Beşiğinde derin bir uykuda olan oğlunu bir süre izledikten sonra gözü yine çekmecenin üstünde duran çerçeveye gitti. Neva’nın hala yasını tuttuğu adamın mutlulukla parlayan yüzüne bakarken içinde hissettiği duygunun ne olduğunu çözemedi Sinan. Karısının onu sevmiştim diyen sesi çınladı kulaklarında.
Çerçeveyi yerine bırakırken Ömer’in uyandığını gördü. Uyku mahmuru bebek gözlerini açar açmaz Sinan’ı görmüş ve hemen gülümsemişti.
“günaydın,” dedi Sinan. Ömer gülümsemeye devam edince dayanamayıp onu kucağına aldı. Yanaklarından öpüp “balım kaymağım,” dedi sevgiyle. Küçükken abileri de onu böyle severdi.
“hadi aşağı inip kahvaltı hazırlayalım,” dedi Sinan onu alıp odadan çıkarken “anneye sürpriz yapalım.”
“anne,” dedi Ömer gözleri parlayarak.
“hep anne hep anne,” diye söylenmeye başladı genç adam “bak ben de buradayım.”
O konuşurken Ömer de dikkatlice yüzüne bakıyordu. Sanki onun gerçekten kim olduğunu çözmeye çalışıyormuş gibi. Tekrar gülümsediğinde Sinan son kez alnından öpüp “sen hep gül,” dedi içtenlikle. Ömer’i mama sandalyesine oturtup önce onun kahvaltısını hazırladı. Çayı demleyip yumurtaları haşlarken kapıda Neva’yı gördü. Üzerine toz pembe bir sweatshirt ve lacivert bir eşofman giymişti. Saçlarını örüp tek omuzundan sarkıtmış, yüzünde bir tebessümle ikisini izliyordu.
“ama biz sana sürpriz yapacaktık,” dedi Sinan onun aklını dağıtan görüntüsü karşısında kendini toplamaya çalışıp.
“yakalandınız,” Neva tezgaha yaklaşıp kesme tahtasındaki peynire baktı. Sinan ona tost yapıyordu çünkü Neva tost yemeyi çok seviyordu.
“o zaman bize yardım et,” dedi Sinan. Neva omuz silkip “hiç de bile,” diye itiraz etti, “madem sürpriz yapmaya niyetlisiniz bitince beni çağırırsınız.

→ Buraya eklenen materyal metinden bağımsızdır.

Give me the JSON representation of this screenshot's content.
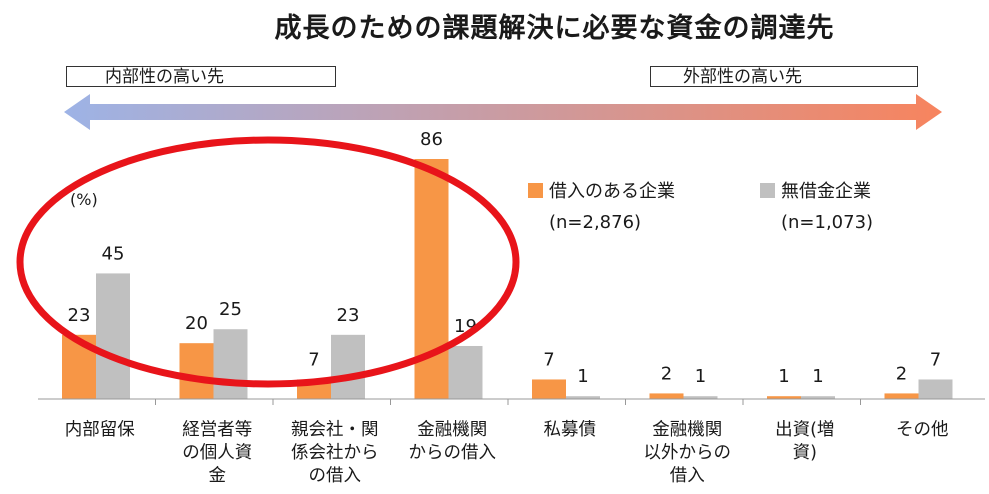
{
  "title": "成長のための課題解決に必要な資金の調達先",
  "left_box_label": "内部性の高い先",
  "right_box_label": "外部性の高い先",
  "unit_label": "(%)",
  "colors": {
    "borrowing": "#F79646",
    "debt_free": "#C0C0C0",
    "circle": "#E8141A",
    "arrow_left": "#9DB3E6",
    "arrow_right": "#F7845E"
  },
  "chart_data": {
    "type": "bar",
    "categories": [
      [
        "内部留保"
      ],
      [
        "経営者等",
        "の個人資",
        "金"
      ],
      [
        "親会社・関",
        "係会社から",
        "の借入"
      ],
      [
        "金融機関",
        "からの借入"
      ],
      [
        "私募債"
      ],
      [
        "金融機関",
        "以外からの",
        "借入"
      ],
      [
        "出資(増",
        "資)"
      ],
      [
        "その他"
      ]
    ],
    "series": [
      {
        "name": "借入のある企業",
        "n_label": "(n=2,876)",
        "values": [
          23,
          20,
          7,
          86,
          7,
          2,
          1,
          2
        ]
      },
      {
        "name": "無借金企業",
        "n_label": "(n=1,073)",
        "values": [
          45,
          25,
          23,
          19,
          1,
          1,
          1,
          7
        ]
      }
    ],
    "ylim": [
      0,
      100
    ],
    "legend": "top-right",
    "grid": false
  }
}
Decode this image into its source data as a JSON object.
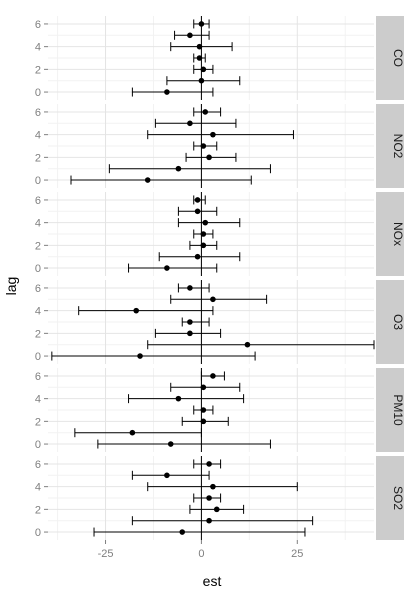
{
  "chart_data": {
    "type": "forest",
    "xlabel": "est",
    "ylabel": "lag",
    "xlim": [
      -40,
      45
    ],
    "xticks": [
      -25,
      0,
      25
    ],
    "ylim": [
      -0.7,
      6.7
    ],
    "yticks": [
      0,
      2,
      4,
      6
    ],
    "reference_line": 0,
    "grid": true,
    "panels": [
      {
        "name": "CO",
        "points": [
          {
            "lag": 6,
            "est": 0.0,
            "lo": -2,
            "hi": 2
          },
          {
            "lag": 5,
            "est": -3,
            "lo": -7,
            "hi": 2
          },
          {
            "lag": 4,
            "est": -0.5,
            "lo": -8,
            "hi": 8
          },
          {
            "lag": 3,
            "est": -0.5,
            "lo": -2,
            "hi": 1
          },
          {
            "lag": 2,
            "est": 0.5,
            "lo": -2,
            "hi": 3
          },
          {
            "lag": 1,
            "est": 0.0,
            "lo": -9,
            "hi": 10
          },
          {
            "lag": 0,
            "est": -9,
            "lo": -18,
            "hi": 3
          }
        ]
      },
      {
        "name": "NO2",
        "points": [
          {
            "lag": 6,
            "est": 1,
            "lo": -2,
            "hi": 5
          },
          {
            "lag": 5,
            "est": -3,
            "lo": -12,
            "hi": 9
          },
          {
            "lag": 4,
            "est": 3,
            "lo": -14,
            "hi": 24
          },
          {
            "lag": 3,
            "est": 0.5,
            "lo": -2,
            "hi": 4
          },
          {
            "lag": 2,
            "est": 2,
            "lo": -4,
            "hi": 9
          },
          {
            "lag": 1,
            "est": -6,
            "lo": -24,
            "hi": 18
          },
          {
            "lag": 0,
            "est": -14,
            "lo": -34,
            "hi": 13
          }
        ]
      },
      {
        "name": "NOx",
        "points": [
          {
            "lag": 6,
            "est": -1,
            "lo": -2,
            "hi": 1
          },
          {
            "lag": 5,
            "est": -1,
            "lo": -6,
            "hi": 4
          },
          {
            "lag": 4,
            "est": 1,
            "lo": -6,
            "hi": 10
          },
          {
            "lag": 3,
            "est": 0.5,
            "lo": -2,
            "hi": 3
          },
          {
            "lag": 2,
            "est": 0.5,
            "lo": -3,
            "hi": 4
          },
          {
            "lag": 1,
            "est": -1,
            "lo": -11,
            "hi": 10
          },
          {
            "lag": 0,
            "est": -9,
            "lo": -19,
            "hi": 4
          }
        ]
      },
      {
        "name": "O3",
        "points": [
          {
            "lag": 6,
            "est": -3,
            "lo": -6,
            "hi": 2
          },
          {
            "lag": 5,
            "est": 3,
            "lo": -8,
            "hi": 17
          },
          {
            "lag": 4,
            "est": -17,
            "lo": -32,
            "hi": 3
          },
          {
            "lag": 3,
            "est": -3,
            "lo": -5,
            "hi": 2
          },
          {
            "lag": 2,
            "est": -3,
            "lo": -12,
            "hi": 5
          },
          {
            "lag": 1,
            "est": 12,
            "lo": -14,
            "hi": 45
          },
          {
            "lag": 0,
            "est": -16,
            "lo": -39,
            "hi": 14
          }
        ]
      },
      {
        "name": "PM10",
        "points": [
          {
            "lag": 6,
            "est": 3,
            "lo": 0,
            "hi": 6
          },
          {
            "lag": 5,
            "est": 0.5,
            "lo": -8,
            "hi": 10
          },
          {
            "lag": 4,
            "est": -6,
            "lo": -19,
            "hi": 11
          },
          {
            "lag": 3,
            "est": 0.5,
            "lo": -2,
            "hi": 3
          },
          {
            "lag": 2,
            "est": 0.5,
            "lo": -5,
            "hi": 7
          },
          {
            "lag": 1,
            "est": -18,
            "lo": -33,
            "hi": 0
          },
          {
            "lag": 0,
            "est": -8,
            "lo": -27,
            "hi": 18
          }
        ]
      },
      {
        "name": "SO2",
        "points": [
          {
            "lag": 6,
            "est": 2,
            "lo": -2,
            "hi": 5
          },
          {
            "lag": 5,
            "est": -9,
            "lo": -18,
            "hi": 2
          },
          {
            "lag": 4,
            "est": 3,
            "lo": -14,
            "hi": 25
          },
          {
            "lag": 3,
            "est": 2,
            "lo": -2,
            "hi": 5
          },
          {
            "lag": 2,
            "est": 4,
            "lo": -3,
            "hi": 11
          },
          {
            "lag": 1,
            "est": 2,
            "lo": -18,
            "hi": 29
          },
          {
            "lag": 0,
            "est": -5,
            "lo": -28,
            "hi": 27
          }
        ]
      }
    ]
  }
}
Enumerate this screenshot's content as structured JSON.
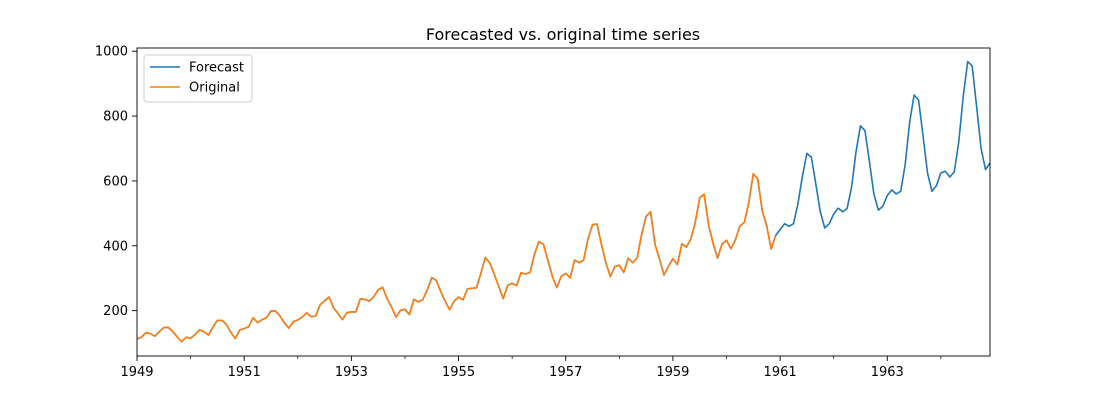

Hadi kolay gelsin.”
Genç kadın oğlunun başından öpüp mutfaktan çıkarken Sinan onun arkasından bakakaldı. Sonra kendi kendine gülümseyip “ben bunun acısını çıkartırım,” diye söz verdi. Sofrayı hazırlama işi bitince “Neva Tamay Kaya!” diye seslendi.
“geliyorum!”
Karısı tekrar geldiğinde Sinan “neden Tamay ismini hiç kullanmıyorsun?” diye sordu ona ve ekledi “yoksa şu çok gizli mahlasın Tamay mı?”
Neva ukala bir tavırla yerine geçip otururken “hayır,” dedi sadece. Tostunu alıp yemeye başlamıştı bile. Üstelik bunu Sinan yaptığı için daha lezzetli gelmişti.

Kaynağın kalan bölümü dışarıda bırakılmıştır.